What Happens When You Put “n” Billion Weights in Your RAM

digitado ⋅ 1 de March de 2026

I was in full vibe-coding mode with Headphones on. Letting Copilot autocomplete half my thoughts. Prompt here, tab there. Confidence at an all-time high. It honestly felt like I had rented extra IQ from the cloud ( having this kind of feel for a while )

Then the power cut happened.

Wi-Fi was cut-off and copilot went silent. The editor stopped suggesting things. And I suddenly felt like a very ordinary human being again. Slightly underpowered. Slightly exposed. Like someone had quietly downgraded my brain to the free tier ( Felt like the me 1 year ago )

Thats when I remembered I had downloaded a 7B model and ran it locally. The first time I loaded it, I was not staring at the output, I was staring at Activity Monitor. Memory jumped by 18GB in about six seconds. GPU usage shot up to numbers I usually associate with rendering 4K video. The CPU briefly considered resigning. And I just sat there, black coffee next to me watching Ollama calmly allocate seven billion parameters into RAM like this was a perfectly reasonable thing to do on a Tuesday night. No API, no endpoint, no dependency on someone else’s data center. Under the hood, llama.cpp had loaded a quantised model into memory, and the GPU was quietly running billions of matrix multiplications per second, all happening inside the same machine I carry in my bag.

No internet, that was the part that hit harder than I expected and nothing crashed. It just worked. Tokens appeared at 30 per second like my laptop had quietly decided it was time to become a transformer host. And that felt more unsettling than if it had broken.

The Model File Is Frozen Learning. Not Code.

When you download a 7B model, you are not downloading logic. You are downloading seven billion numbers. Not functions, just numbers!! Each of those numbers is called a parameter, more specifically, a weight. These weights live inside matrices. And those matrices are arranged into layers’ attention layers, feedforward layers, normalization layers, stacked on top of each other like floors in a building.

A typical 7B transformer has around 32 such layers. Every token you generate passes through all 32 of them, top to bottom, every single time.

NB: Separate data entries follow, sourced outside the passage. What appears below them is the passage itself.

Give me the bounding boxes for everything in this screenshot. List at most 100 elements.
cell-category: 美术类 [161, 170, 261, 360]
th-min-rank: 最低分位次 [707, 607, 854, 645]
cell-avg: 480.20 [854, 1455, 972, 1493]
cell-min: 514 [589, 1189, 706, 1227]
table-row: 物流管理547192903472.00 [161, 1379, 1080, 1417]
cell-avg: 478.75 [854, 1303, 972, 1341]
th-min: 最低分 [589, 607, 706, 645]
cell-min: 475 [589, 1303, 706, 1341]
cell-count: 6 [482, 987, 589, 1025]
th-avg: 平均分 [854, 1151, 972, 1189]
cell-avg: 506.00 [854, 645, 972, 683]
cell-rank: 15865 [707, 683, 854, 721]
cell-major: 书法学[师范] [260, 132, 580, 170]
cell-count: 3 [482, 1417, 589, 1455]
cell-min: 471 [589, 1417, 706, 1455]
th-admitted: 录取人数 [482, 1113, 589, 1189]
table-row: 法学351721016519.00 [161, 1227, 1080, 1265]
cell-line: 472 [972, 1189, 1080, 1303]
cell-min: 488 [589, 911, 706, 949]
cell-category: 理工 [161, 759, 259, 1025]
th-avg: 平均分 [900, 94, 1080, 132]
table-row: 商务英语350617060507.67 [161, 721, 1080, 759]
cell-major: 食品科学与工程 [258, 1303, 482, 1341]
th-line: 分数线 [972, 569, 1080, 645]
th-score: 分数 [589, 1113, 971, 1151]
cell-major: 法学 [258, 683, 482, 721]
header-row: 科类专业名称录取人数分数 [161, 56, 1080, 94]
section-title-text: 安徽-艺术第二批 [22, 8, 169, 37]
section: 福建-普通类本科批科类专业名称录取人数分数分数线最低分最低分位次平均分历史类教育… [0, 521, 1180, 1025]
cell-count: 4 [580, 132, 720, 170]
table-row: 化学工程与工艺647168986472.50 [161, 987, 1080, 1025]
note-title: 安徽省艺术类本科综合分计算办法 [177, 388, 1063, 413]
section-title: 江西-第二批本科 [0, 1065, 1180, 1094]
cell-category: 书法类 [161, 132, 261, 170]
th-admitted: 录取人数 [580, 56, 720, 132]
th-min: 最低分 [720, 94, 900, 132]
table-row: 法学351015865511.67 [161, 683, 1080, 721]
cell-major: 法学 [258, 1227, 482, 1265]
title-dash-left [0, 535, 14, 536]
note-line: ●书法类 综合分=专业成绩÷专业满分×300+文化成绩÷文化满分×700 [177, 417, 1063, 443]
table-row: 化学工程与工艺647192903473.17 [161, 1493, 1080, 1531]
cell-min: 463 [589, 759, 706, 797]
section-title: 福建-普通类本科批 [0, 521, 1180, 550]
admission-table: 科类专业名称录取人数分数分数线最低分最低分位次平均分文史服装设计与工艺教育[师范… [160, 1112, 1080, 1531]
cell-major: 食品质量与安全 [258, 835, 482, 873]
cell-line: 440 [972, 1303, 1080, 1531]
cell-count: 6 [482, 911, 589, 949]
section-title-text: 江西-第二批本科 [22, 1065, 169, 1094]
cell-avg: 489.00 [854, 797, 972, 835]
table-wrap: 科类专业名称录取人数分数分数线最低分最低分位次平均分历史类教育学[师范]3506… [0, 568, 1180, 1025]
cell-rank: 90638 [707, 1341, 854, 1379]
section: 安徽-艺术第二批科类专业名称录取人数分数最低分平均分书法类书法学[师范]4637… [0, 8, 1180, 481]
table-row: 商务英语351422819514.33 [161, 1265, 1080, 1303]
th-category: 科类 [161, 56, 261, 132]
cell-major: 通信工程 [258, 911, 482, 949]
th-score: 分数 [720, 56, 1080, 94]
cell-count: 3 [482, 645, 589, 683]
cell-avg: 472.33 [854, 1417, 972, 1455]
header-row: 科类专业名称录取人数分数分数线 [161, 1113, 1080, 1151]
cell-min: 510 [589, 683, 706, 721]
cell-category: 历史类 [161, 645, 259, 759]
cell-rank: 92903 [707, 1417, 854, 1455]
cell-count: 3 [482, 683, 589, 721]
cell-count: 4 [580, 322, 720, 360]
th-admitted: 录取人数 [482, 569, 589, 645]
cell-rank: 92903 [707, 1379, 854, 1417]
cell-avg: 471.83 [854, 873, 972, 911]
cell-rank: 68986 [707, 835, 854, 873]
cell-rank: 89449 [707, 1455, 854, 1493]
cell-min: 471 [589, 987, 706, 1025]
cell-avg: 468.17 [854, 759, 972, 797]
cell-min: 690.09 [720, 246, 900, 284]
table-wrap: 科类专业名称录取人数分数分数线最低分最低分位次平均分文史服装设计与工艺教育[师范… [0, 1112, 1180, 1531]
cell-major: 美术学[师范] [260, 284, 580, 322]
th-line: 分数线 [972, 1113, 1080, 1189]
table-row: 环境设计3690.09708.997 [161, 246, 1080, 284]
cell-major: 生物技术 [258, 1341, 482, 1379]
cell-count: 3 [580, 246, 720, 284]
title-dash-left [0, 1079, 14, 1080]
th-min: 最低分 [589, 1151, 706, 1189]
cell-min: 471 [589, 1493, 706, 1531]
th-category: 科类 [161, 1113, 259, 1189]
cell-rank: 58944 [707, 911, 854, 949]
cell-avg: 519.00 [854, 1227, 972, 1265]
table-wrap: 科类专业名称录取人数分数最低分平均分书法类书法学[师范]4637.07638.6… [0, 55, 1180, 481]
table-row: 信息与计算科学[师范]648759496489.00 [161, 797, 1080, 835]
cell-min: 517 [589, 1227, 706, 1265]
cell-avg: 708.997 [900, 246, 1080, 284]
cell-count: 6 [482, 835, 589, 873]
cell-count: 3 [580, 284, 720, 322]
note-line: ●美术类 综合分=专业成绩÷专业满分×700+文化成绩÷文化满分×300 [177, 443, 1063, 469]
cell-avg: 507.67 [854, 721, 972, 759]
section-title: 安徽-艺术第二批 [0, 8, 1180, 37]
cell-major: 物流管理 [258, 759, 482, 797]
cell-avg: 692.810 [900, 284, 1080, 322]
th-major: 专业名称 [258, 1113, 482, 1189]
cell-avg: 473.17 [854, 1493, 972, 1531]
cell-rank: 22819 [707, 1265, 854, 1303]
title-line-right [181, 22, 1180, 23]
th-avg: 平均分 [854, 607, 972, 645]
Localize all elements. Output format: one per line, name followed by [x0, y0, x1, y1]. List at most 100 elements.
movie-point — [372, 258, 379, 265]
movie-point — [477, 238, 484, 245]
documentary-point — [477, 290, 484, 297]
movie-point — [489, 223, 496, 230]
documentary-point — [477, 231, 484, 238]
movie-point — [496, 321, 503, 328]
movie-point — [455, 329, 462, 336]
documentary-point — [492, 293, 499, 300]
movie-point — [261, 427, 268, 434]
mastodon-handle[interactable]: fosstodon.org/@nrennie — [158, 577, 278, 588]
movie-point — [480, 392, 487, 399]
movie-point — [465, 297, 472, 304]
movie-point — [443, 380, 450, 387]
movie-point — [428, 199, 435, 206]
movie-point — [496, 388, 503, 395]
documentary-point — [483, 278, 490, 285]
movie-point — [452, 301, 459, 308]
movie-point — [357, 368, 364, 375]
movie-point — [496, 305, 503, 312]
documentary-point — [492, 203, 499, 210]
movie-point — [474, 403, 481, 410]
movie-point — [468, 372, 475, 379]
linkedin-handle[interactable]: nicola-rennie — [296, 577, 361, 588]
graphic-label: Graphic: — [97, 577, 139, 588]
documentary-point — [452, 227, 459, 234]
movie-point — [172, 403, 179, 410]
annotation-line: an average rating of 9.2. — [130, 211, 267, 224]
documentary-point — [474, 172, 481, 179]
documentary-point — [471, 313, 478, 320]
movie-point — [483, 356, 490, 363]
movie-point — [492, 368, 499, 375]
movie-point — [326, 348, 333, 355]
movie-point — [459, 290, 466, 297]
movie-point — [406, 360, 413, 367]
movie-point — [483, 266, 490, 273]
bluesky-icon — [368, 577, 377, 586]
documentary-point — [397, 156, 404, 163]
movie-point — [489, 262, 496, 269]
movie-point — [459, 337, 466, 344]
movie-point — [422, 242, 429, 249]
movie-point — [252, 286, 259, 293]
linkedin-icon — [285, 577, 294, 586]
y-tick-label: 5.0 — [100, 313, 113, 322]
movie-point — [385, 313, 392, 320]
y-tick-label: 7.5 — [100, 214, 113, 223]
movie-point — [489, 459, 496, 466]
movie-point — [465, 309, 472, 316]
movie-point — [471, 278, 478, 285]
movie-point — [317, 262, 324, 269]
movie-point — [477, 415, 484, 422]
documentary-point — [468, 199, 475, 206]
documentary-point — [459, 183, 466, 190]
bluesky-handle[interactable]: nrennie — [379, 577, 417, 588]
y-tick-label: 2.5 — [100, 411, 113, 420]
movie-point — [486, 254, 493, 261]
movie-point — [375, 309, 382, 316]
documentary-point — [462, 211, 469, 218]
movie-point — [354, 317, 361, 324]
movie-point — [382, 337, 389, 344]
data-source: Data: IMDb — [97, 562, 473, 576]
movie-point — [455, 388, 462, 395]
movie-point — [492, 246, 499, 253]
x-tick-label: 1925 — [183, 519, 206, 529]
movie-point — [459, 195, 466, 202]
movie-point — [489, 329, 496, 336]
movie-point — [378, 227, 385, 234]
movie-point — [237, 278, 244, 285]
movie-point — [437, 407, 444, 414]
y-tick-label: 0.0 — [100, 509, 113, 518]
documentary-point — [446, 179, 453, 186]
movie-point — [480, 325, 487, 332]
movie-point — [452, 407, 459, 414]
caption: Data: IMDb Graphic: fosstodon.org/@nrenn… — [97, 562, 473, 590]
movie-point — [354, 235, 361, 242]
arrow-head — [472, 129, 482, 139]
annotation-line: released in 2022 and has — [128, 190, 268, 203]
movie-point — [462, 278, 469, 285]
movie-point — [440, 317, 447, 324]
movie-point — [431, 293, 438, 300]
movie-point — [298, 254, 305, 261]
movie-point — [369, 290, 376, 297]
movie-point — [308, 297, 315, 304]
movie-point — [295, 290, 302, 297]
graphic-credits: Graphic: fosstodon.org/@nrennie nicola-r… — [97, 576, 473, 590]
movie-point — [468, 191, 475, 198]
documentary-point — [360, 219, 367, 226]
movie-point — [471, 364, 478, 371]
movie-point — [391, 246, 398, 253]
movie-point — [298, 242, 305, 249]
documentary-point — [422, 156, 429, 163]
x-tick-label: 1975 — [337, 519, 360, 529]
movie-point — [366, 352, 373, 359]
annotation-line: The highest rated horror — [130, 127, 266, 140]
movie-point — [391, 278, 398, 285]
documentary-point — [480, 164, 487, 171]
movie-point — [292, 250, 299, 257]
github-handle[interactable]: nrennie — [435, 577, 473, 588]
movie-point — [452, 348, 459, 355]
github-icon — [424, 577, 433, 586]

No shortcuts.

A transformer is the architecture behind all of this. Introduced in 2017, it replaced older sequential models with something much more parallel and much more scalable. Instead of reading text word by word, it lets every token attend to every other token through self-attention.

During training, these weights start as random noise. The model is shown trillions of tokens. It predicts the next one. It is wrong. The error is measured. Backpropagation computes gradients, small signals that tell each weight how it should change to reduce that error next time. Each update is tiny. Almost insignificant on its own. But doing that billions of times across trillions of tokens, those random numbers slowly start encoding patterns in how language behaves.

Not meaning in the human sense.Not understanding in the philosophical sense. But statistical structure. Probability distributions over what tends to come next

Now about those numbers. Each weight is stored as a floating-point value. By default, this is 32-bit floating point, often written as FP32. That format gives you roughly 7 decimal digits of precision and a very wide numeric range. I mean yes.. why 32-bit? Because during training, gradient updates are extremely small. If your number representation is too coarse, those tiny updates get rounded away. Over billions of steps, that rounding error accumulates and the model simply fails to learn properly. Precision matters when you are shaping billions of parameters gradually.

32 bits means 4 bytes per weight.

Seven billion weights × 4 bytes ≈ 28GB, That is 28GB just to exist in memory.

Before inference. Before a single token appears and before anything intelligent happens. Twenty-eight gigabytes of compressed statistical history, sitting in RAM, waiting to be multiplied.

Your laptop, meanwhile, is pretending this is normal.

FLOPs

A FLOP is a floating-point operation. One multiplication or addition between two decimal numbers. Now do it seven billion times in a fraction of a second. That is what your hardware is doing every time a token appears on screen.

When you send a prompt, your text gets converted into vectors, lists of numbers, one per token. Think of each token as a point floating in a very high-dimensional space. For a 7B model, that space has 4096 dimensions. Every number in that vector needs to interact with every weight in the model to produce the next token. That interaction is a matrix multiplication. You are taking your token vector and multiplying it against a giant grid of weights. Then doing it again with a different grid. Then again. Across 32 layers, each with multiple steps.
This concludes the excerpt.